Where do you stand with snakes and ladders? Do you still dream of a big lift that’s there for the grabbing if you can avoid stepping on the head of a snake? Or do you actually believe that the ladder is there – given, prepared, ready – Christ himself – just waiting for you to put your foot on the first rung? Is that how you are living your life?
And it is not long before we are introduced to other hints. In the dialogue with Nicodemus in Chapter 3 on where Jesus had come from, and how it’s possible to make a new start, we are not only told that the new birth, the fresh start, the new creation, is by water and the spirit – the two elemental forms in the opening verses of the Genesis narrative, which we’ll meet again as the bookends of the Passion narrative in the Maundy Thursday foot-washing and the Easter Evening breathing over the disciples, but we are also told that this Son of Man will be lifted up as Moses lifted up the bronze serpent on the pole in the wilderness. This bronze serpent, the sign of death brought by the fiery serpents, acted like an antibody, like serum. If you had been bitten, look on the bronze serpent and you will live. If you have been bitten by the old serpent of sin and self-will, look on the sign of death – the sinless one, given by God, yet nailed to the pole of the cross, and you will have life. So Jesus can declare later (in Chapter 12), ‘And I, when I am lifted up from the earth, will draw all people to myself.’ That’s why the twisted serpents of Aesculapius have survived as the doctors’ symbol, and form the pastoral staffs of Orthodox bishops: you are healed by anti-bodies, physical or spiritual. The sign of death – the crucified one – is what brings life, and we shall explore the consequence of this for our wounds on Good Friday.
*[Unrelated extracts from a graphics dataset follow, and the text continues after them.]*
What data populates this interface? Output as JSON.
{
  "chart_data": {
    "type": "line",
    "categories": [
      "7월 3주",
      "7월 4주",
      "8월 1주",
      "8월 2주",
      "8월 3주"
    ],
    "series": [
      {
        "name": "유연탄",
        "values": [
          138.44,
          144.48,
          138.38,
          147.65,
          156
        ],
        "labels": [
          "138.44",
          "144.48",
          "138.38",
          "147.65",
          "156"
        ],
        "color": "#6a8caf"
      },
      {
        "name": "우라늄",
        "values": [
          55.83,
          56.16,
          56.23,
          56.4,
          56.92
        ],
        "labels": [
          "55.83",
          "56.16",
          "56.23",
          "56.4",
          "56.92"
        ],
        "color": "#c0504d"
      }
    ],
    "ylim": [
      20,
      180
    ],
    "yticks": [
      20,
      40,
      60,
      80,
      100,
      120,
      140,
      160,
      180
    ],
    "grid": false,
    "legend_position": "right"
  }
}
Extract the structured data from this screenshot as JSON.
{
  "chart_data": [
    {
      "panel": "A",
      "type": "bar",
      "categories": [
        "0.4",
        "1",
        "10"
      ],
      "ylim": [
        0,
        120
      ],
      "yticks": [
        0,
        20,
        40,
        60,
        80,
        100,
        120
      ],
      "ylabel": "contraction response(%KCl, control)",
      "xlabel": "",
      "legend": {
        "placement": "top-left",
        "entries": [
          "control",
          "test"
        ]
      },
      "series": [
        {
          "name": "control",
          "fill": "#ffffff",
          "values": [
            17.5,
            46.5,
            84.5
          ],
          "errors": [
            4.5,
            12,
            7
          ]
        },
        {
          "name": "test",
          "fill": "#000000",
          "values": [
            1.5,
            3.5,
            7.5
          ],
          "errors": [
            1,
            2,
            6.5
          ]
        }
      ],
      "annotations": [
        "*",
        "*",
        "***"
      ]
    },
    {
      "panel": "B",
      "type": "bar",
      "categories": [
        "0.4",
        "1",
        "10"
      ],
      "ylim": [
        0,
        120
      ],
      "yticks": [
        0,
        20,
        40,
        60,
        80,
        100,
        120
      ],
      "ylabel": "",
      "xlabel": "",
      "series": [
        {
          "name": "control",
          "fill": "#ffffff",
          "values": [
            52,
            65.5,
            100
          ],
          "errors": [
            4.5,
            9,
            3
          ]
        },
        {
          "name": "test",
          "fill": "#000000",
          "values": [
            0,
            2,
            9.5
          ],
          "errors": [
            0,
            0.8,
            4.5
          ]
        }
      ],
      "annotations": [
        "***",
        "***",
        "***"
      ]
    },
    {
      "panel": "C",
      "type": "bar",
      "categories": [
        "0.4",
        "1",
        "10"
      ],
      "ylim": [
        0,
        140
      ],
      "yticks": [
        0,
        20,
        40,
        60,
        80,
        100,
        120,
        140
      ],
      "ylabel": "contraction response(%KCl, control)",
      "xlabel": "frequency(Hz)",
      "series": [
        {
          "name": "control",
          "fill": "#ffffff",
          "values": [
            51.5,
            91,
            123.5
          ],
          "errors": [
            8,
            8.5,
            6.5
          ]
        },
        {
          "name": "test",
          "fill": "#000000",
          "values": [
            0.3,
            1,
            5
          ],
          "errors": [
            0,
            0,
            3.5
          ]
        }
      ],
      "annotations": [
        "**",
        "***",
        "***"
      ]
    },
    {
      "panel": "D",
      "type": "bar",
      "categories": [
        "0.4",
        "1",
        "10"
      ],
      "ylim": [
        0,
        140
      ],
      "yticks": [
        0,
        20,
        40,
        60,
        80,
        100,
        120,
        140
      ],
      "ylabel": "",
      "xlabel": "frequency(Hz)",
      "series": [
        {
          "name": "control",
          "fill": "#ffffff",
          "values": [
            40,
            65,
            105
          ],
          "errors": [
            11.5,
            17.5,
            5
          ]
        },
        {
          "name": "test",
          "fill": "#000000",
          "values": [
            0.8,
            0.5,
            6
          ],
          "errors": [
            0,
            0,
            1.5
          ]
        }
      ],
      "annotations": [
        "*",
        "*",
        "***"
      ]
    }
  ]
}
You may have forgotten Snakes and Ladders, or thought of them only in terms of a childrens’ game. But they are one of the key elements in introducing us to how John’s mind works, as he tries to unravel for us how these ancient dreams and longings become a reality, and we meet for the first time what was undoubtedly for the would-be believers of the first century of our era one of the major stumbling-blocks to faith: how can death – a senseless, cruel death with the waste of all those opportunities for doing good and bringing wholeness – be understood to be the way to life, to freedom and fulfilment. What John is doing is to pile up – almost without our noticing it – these hints and pre-echoes, so that when we come to the Passion narrative itself we will be tuned in to the allusions and undercurrents that unlock the layers of meaning.
That’s why the church has always read the whole of John’s Gospel through in Lent, as we still do today, and why – after beginning with Snakes and Ladders – I turn tomorrow to the matter of Hopscotch, or – as its called in old High German – tempelhupfen.